The terrorist group affiliated to Syria’s al-Nusra Front claimed on Twitter that the Saturday attack, which targeted a petrol station in Hermel in eastern Lebanon, was a suicide bombing in response to Hezbollah's Syria policy.
"At least four people were killed and more than 15 wounded, two or three of them in critical condition," Marwan Charbel, Lebanon's interior minister, told Hezbollah's al-Manar television station.
The petrol station is part of a charitable network set up by late Ayatollah Mohammed Hussein Fadlallah, a leading Shia religious leader and Hezbollah spiritual guide who died in 2010.
It was the seventh attack to target Hezbollah in Lebanon since mid-2013. Saturday's blast was the second terrorist attack in less than a month to hit Hermel, close to the border with Syria.
The Hermel explosion occurred at around 16:00 GMT after dusk on Saturday near a school run by a charity group for impoverished children, some of them orphans.

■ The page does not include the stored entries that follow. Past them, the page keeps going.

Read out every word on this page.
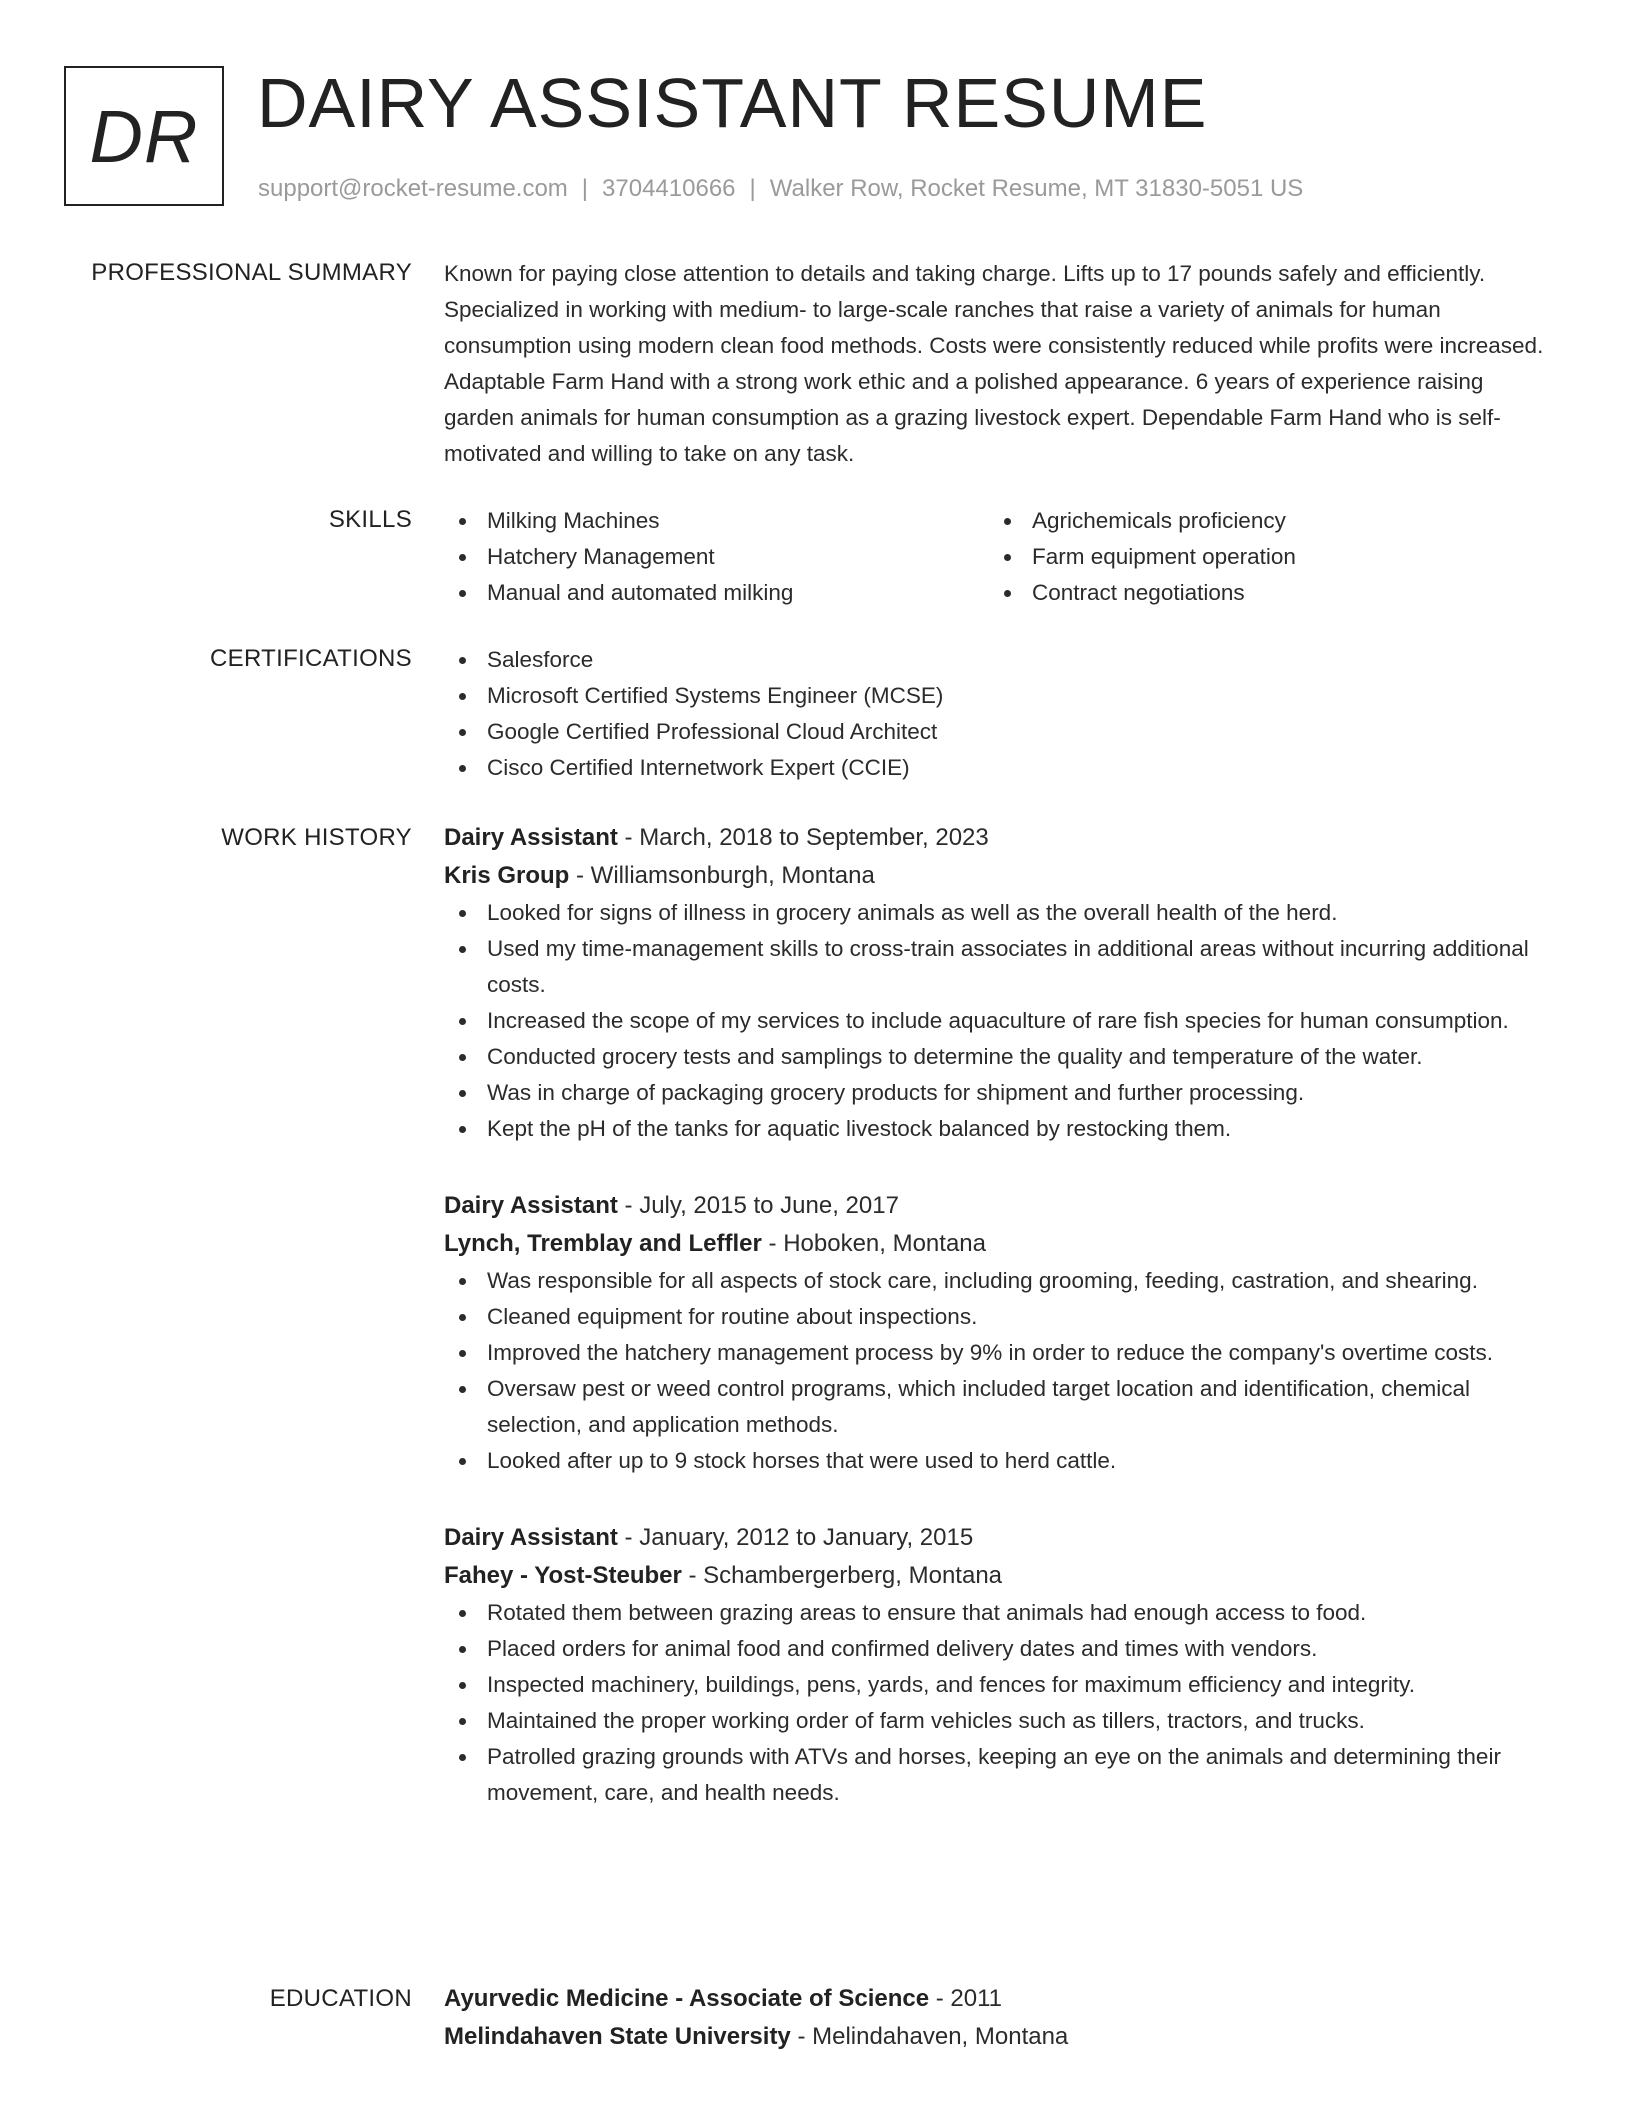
DR DAIRY ASSISTANT RESUME
support@rocket-resume.com | 3704410666 | Walker Row, Rocket Resume, MT 31830-5051 US
PROFESSIONAL SUMMARY Known for paying close attention to details and taking charge. Lifts up to 17 pounds safely and efficiently. Specialized in working with medium- to large-scale ranches that raise a variety of animals for human consumption using modern clean food methods. Costs were consistently reduced while profits were increased. Adaptable Farm Hand with a strong work ethic and a polished appearance. 6 years of experience raising garden animals for human consumption as a grazing livestock expert. Dependable Farm Hand who is self-motivated and willing to take on any task.

SKILLS	Milking Machines
Hatchery Management
Manual and automated milking
Agrichemicals proficiency
Farm equipment operation
Contract negotiations
CERTIFICATIONS	Salesforce
Microsoft Certified Systems Engineer (MCSE)
Google Certified Professional Cloud Architect
Cisco Certified Internetwork Expert (CCIE)
WORK HISTORY Dairy Assistant - March, 2018 to September, 2023
Kris Group - Williamsonburgh, Montana
Looked for signs of illness in grocery animals as well as the overall health of the herd.
Used my time-management skills to cross-train associates in additional areas without incurring additional costs.
Increased the scope of my services to include aquaculture of rare fish species for human consumption.
Conducted grocery tests and samplings to determine the quality and temperature of the water.
Was in charge of packaging grocery products for shipment and further processing.
Kept the pH of the tanks for aquatic livestock balanced by restocking them.
Dairy Assistant - July, 2015 to June, 2017
Lynch, Tremblay and Leffler - Hoboken, Montana
Was responsible for all aspects of stock care, including grooming, feeding, castration, and shearing.
Cleaned equipment for routine about inspections.
Improved the hatchery management process by 9% in order to reduce the company's overtime costs.
Oversaw pest or weed control programs, which included target location and identification, chemical selection, and application methods.
Looked after up to 9 stock horses that were used to herd cattle.
Dairy Assistant - January, 2012 to January, 2015
Fahey - Yost-Steuber - Schambergerberg, Montana
Rotated them between grazing areas to ensure that animals had enough access to food.
Placed orders for animal food and confirmed delivery dates and times with vendors.
Inspected machinery, buildings, pens, yards, and fences for maximum efficiency and integrity.
Maintained the proper working order of farm vehicles such as tillers, tractors, and trucks.
Patrolled grazing grounds with ATVs and horses, keeping an eye on the animals and determining their movement, care, and health needs.
EDUCATION Ayurvedic Medicine - Associate of Science - 2011
Melindahaven State University - Melindahaven, Montana
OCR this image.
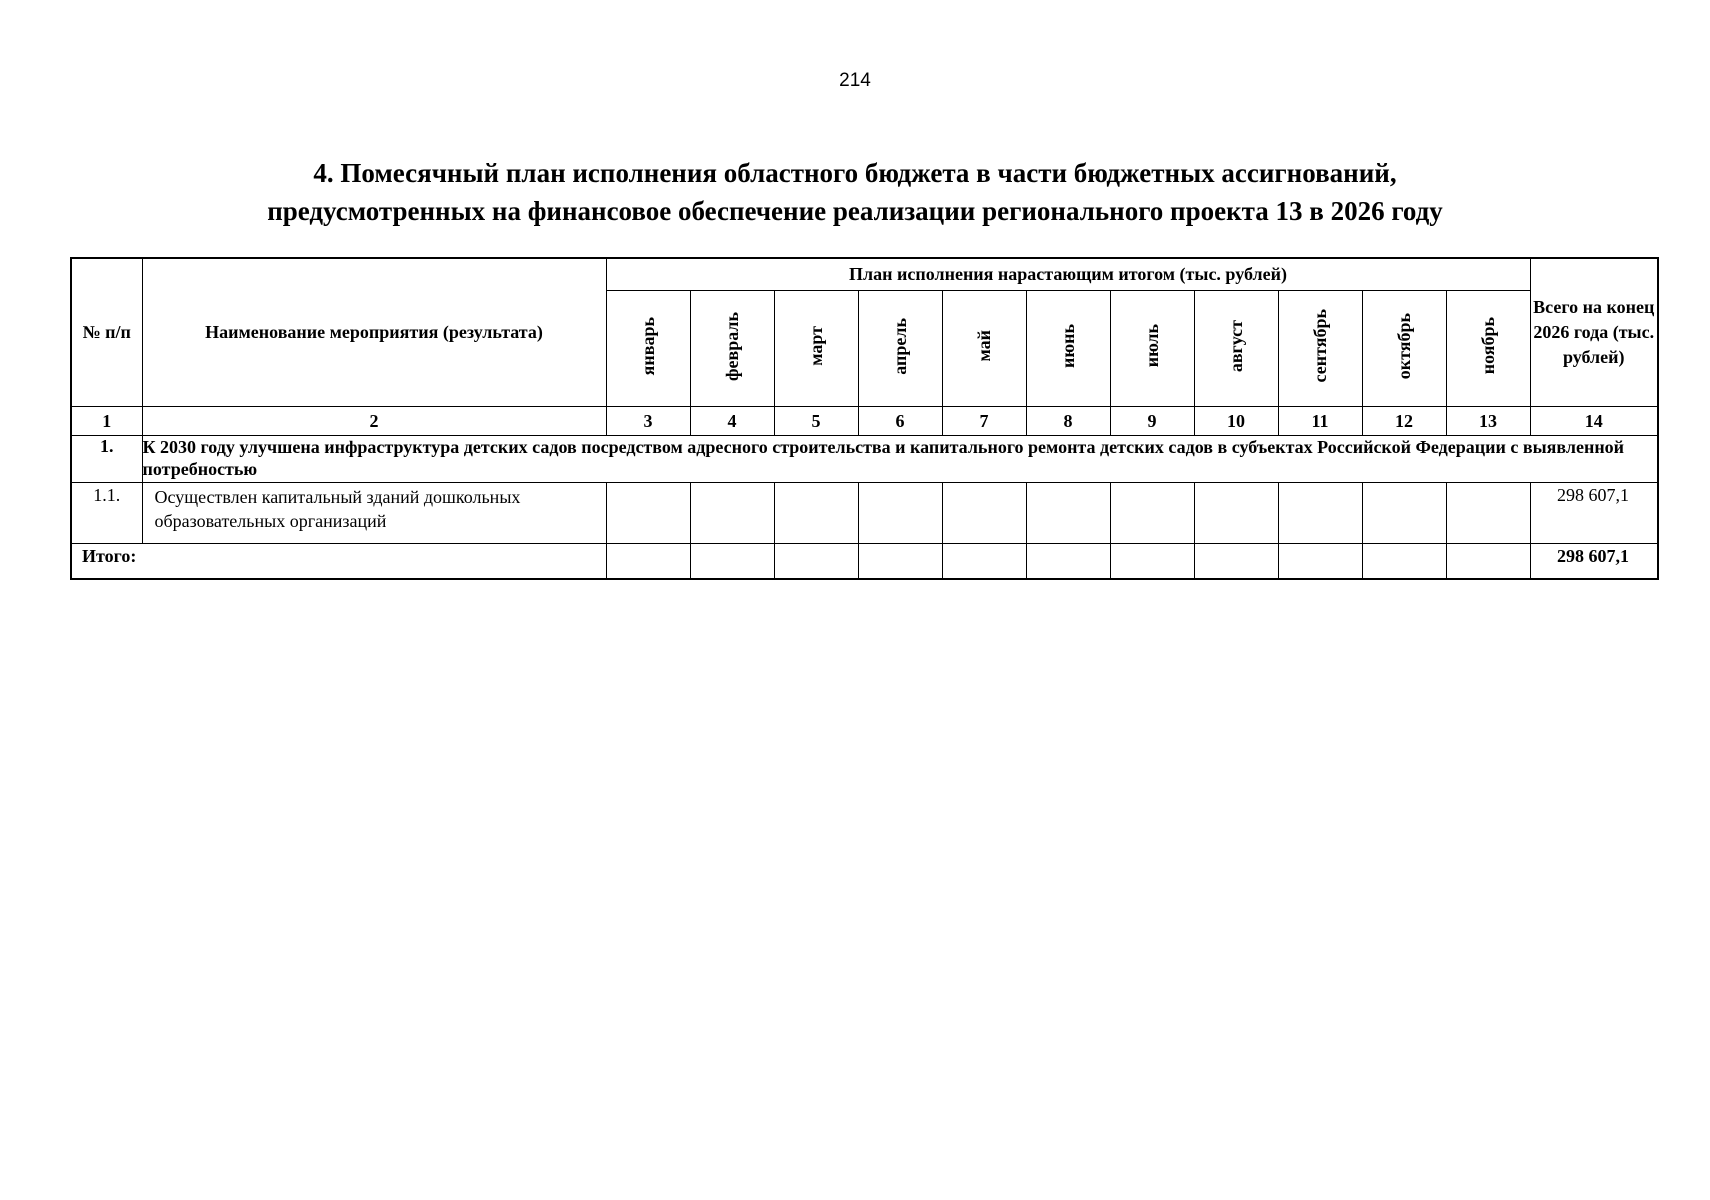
214
4. Помесячный план исполнения областного бюджета в части бюджетных ассигнований,
предусмотренных на финансовое обеспечение реализации регионального проекта 13 в 2026 году
№ п/п	Наименование мероприятия (результата)	План исполнения нарастающим итогом (тыс. рублей)											Всего на конец 2026 года (тыс. рублей)
		январь	февраль	март	апрель	май	июнь	июль	август	сентябрь	октябрь	ноябрь	
1	2	3	4	5	6	7	8	9	10	11	12	13	14
1.	К 2030 году улучшена инфраструктура детских садов посредством адресного строительства и капитального ремонта детских садов в субъектах Российской Федерации с выявленной потребностью												
1.1.	Осуществлен капитальный зданий дошкольных образовательных организаций												298 607,1
Итого:													298 607,1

An official speaking on al-Manar said no children were injured.
Security forces later closed off the area and fire-fighters managed to extinguish the blaze.
Al-Nusra Front in Lebanon had previously claimed another attack five days earlier in the Hezbollah-dominated southern suburbs of Beirut.
Lebanon's caretaker Prime Minister Najib Mikati condemned the bombing as a "terrorist attack", and called for unity to "protect our homeland".
Omran al-Zoabi, Syria's information minister, speaking on Lebanon's al-Mayadeen TV, said "this terrorist attack, like those before it, only benefits the Israeli enemy".